The intra-operative navigation system can immediately utilize data obtained in planning placement of the baseplate. Several studies have investigated the effectiveness of glenoid component placement in shoulder arthroplasty11,26,27. Kircher et al. reported baseplate retroversion of 3.7° (SD 6.3) with navigation, whereas baseplate retroversion was 10.9° (SD 6.8) without navigation26. Nashikkar et al. reported that the incidence of neutral inclination or version was high when navigation was used in shoulder arthroplasty including anatomic total shoulder arthroplasty and RSA, and the baseplate was implanted within 5° of the surgical plan in > 70% of cases11. Similarly, our results showed higher precision of baseplate alignment in navigated RSA than in conventional RSA. This result suggests that the navigation system can reliably place the baseplate component as planned.

As an additional value of the navigation system for RSA, navigation enables monitoring of the direction of screw insertion in real time. Initial fixation of the baseplate is essential for long-term stability28,29,30. Longer baseplate screws have been demonstrated to improve glenoid baseplate fixation31,32. The inferior screw is the most important for fixation because the tensile load is applied to the inferior aspect of the glenoid prosthesis33. The present navigation system enabled the use of longer screws, to obtain stronger primary fixation strength.

Longer screws directed between the 2-o’clock and 8-o’clock positions on the glenoid cause a risk of suprascapular nerve injury31,34. In addition, improper superior screw direction causes acromion fractures after RSA35. The navigation system allows screw insertion in a safe area by monitoring the direction of screw insertion in real time. Gavaskar et al. reported that the use of navigation may reduce the risk of acromion fractures by preventing perforation by the upper screw36. Our findings showed that the navigation system improves the precision of screw length and enables use of constant screw length while monitoring the safe zone of screw direction.

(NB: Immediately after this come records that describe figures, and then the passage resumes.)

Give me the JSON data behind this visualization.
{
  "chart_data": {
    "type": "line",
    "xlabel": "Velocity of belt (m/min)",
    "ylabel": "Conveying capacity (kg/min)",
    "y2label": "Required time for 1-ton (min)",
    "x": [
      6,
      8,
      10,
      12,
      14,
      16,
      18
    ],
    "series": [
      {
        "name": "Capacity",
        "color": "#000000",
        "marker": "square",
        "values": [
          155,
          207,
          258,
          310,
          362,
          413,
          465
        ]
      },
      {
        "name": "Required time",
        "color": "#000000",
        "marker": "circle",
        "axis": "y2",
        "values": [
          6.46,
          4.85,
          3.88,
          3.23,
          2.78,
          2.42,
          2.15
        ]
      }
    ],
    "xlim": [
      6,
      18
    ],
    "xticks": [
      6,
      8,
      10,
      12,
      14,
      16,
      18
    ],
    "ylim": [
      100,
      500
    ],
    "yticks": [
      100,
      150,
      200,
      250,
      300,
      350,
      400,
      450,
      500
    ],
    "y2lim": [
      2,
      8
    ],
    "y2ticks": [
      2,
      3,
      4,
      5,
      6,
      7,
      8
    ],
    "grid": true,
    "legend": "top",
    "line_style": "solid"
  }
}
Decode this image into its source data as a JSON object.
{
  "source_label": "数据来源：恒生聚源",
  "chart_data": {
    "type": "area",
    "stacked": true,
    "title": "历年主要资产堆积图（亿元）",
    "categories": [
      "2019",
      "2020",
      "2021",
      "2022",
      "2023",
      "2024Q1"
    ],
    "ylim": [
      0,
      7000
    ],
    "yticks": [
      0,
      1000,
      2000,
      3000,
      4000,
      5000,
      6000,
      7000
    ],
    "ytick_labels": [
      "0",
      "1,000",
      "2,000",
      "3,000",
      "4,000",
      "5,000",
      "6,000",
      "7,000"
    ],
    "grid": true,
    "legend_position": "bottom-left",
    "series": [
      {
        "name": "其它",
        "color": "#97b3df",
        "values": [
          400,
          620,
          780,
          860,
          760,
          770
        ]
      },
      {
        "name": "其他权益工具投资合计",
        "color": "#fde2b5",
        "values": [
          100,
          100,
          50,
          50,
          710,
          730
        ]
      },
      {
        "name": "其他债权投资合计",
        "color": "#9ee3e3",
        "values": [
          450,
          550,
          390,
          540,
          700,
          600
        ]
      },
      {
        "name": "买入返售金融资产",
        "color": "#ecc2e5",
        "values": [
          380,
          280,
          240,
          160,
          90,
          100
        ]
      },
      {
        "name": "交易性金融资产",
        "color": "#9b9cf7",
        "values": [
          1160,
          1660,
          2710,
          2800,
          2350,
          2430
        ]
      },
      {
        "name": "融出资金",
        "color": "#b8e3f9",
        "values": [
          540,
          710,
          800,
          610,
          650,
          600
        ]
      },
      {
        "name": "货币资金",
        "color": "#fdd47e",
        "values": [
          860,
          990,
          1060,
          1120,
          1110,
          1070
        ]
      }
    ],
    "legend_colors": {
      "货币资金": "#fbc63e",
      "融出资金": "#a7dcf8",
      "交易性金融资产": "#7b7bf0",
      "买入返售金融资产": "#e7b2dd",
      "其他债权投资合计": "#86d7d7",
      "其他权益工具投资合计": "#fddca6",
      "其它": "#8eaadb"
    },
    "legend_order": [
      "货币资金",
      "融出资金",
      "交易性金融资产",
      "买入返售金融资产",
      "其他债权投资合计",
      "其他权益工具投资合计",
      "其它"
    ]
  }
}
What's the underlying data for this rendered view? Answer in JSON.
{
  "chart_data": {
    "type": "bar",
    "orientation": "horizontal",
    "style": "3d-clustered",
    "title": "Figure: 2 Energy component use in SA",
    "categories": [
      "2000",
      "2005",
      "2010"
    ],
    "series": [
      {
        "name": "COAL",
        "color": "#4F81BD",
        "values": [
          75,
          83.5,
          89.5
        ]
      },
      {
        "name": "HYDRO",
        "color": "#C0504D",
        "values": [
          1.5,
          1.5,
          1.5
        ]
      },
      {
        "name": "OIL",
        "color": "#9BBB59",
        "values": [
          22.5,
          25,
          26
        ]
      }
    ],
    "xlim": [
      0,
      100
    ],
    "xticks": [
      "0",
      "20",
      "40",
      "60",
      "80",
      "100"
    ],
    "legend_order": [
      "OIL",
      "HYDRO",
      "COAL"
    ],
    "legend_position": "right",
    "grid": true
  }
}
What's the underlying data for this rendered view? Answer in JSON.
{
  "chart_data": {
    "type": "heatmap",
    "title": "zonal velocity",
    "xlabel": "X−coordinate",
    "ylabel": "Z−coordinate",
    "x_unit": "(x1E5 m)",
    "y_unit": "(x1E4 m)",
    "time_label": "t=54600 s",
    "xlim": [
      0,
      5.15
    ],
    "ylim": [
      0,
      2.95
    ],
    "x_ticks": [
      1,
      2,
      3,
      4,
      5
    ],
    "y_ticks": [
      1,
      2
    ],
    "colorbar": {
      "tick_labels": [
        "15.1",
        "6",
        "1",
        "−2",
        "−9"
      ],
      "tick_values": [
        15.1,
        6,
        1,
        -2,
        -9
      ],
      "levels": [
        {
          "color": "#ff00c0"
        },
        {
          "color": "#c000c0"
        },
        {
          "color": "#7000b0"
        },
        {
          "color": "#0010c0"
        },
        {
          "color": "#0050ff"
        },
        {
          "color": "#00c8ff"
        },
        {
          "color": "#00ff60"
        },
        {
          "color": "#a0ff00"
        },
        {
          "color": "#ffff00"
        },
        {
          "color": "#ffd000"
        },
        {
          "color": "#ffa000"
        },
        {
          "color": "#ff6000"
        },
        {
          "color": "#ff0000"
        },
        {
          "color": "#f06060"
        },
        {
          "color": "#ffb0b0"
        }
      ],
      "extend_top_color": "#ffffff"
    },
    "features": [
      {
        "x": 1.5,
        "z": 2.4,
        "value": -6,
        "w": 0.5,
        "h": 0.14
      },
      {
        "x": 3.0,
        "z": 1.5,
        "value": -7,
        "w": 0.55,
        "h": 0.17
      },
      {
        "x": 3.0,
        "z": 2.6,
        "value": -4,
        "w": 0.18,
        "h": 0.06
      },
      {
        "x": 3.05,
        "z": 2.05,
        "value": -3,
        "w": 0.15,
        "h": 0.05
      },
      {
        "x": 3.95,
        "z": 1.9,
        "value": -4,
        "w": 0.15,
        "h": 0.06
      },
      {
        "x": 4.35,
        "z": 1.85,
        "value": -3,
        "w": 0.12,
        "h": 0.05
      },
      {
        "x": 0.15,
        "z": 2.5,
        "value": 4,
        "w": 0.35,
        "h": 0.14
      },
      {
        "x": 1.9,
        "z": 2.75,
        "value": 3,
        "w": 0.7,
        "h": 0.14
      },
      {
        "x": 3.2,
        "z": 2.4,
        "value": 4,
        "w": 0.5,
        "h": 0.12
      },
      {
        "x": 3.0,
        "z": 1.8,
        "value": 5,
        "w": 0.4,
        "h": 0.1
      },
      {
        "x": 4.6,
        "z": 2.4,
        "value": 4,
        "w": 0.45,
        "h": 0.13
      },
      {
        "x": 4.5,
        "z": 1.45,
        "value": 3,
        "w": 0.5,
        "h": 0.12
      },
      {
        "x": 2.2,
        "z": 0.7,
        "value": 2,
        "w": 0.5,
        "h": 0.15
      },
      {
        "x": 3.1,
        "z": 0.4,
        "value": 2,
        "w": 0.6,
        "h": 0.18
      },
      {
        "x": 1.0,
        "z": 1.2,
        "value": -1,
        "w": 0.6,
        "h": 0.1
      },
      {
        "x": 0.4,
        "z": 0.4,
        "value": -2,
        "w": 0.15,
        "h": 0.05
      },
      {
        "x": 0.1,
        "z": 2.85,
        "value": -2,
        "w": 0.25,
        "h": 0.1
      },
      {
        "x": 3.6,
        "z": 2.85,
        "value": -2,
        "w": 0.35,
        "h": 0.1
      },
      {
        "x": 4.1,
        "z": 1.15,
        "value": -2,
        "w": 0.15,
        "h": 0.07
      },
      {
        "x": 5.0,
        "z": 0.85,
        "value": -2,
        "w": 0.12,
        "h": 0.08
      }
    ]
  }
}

There were several limitations in the current study. First, the study design was nonrandomized. There is a possibility of measurement bias in differences between the conventional and navigation methods. However, blinded analysis was performed in this study, in which the digital images were measured without knowledge of the patient information of study groups. Therefore, measurement bias in the results was suppressed to some extent. A prospective randomized study is needed in the future to overcome this limitation. Second, there were few cases of severe glenoid erosion in this study. The classifications of Walch A1 and Favard E0 do not require aggressive correction of glenoid version or inclination. Therefore, the effectiveness of the navigation system may be further clarified when evaluating cases of severe glenoid bone erosion. Third, while not significantly different, navigated RSA was observed to take 12.1 min longer than conventional RSA. Longer operative time can increase risks of peri-operative complications. However, operative time can decrease as the number of cases increases because it takes getting used to the navigation system. Finally, the correlation between the use of navigation and clinical outcomes for RSA is currently unclear. As the navigation system is more costly than conventional planning, it must be highly cost-effective. In the future, additional studies are needed to clarify the effect of the navigation system on clinical outcomes and implant survivorship. Despite these limitations, this study demonstrated improvements in execution of the surgical plan with navigated RSA as compared to conventional RSA.

Conclusion

This study investigated the implications of pre-operative planning software and a navigation system for glenoid component placement in RSA. The pre-operative planning software increased the number of augmented baseplates used to minimize the glenoid reaming. The navigation system enables the surgeon to more accurately and precisely reproduce baseplate placement as planned pre-operatively as compared to conventional instrumentation. Furthermore, the navigation system enables real time monitoring of the direction and the use of longer screws. Further studies are necessary to clarify implant survivorship and clinical implications of the navigation system in RSA.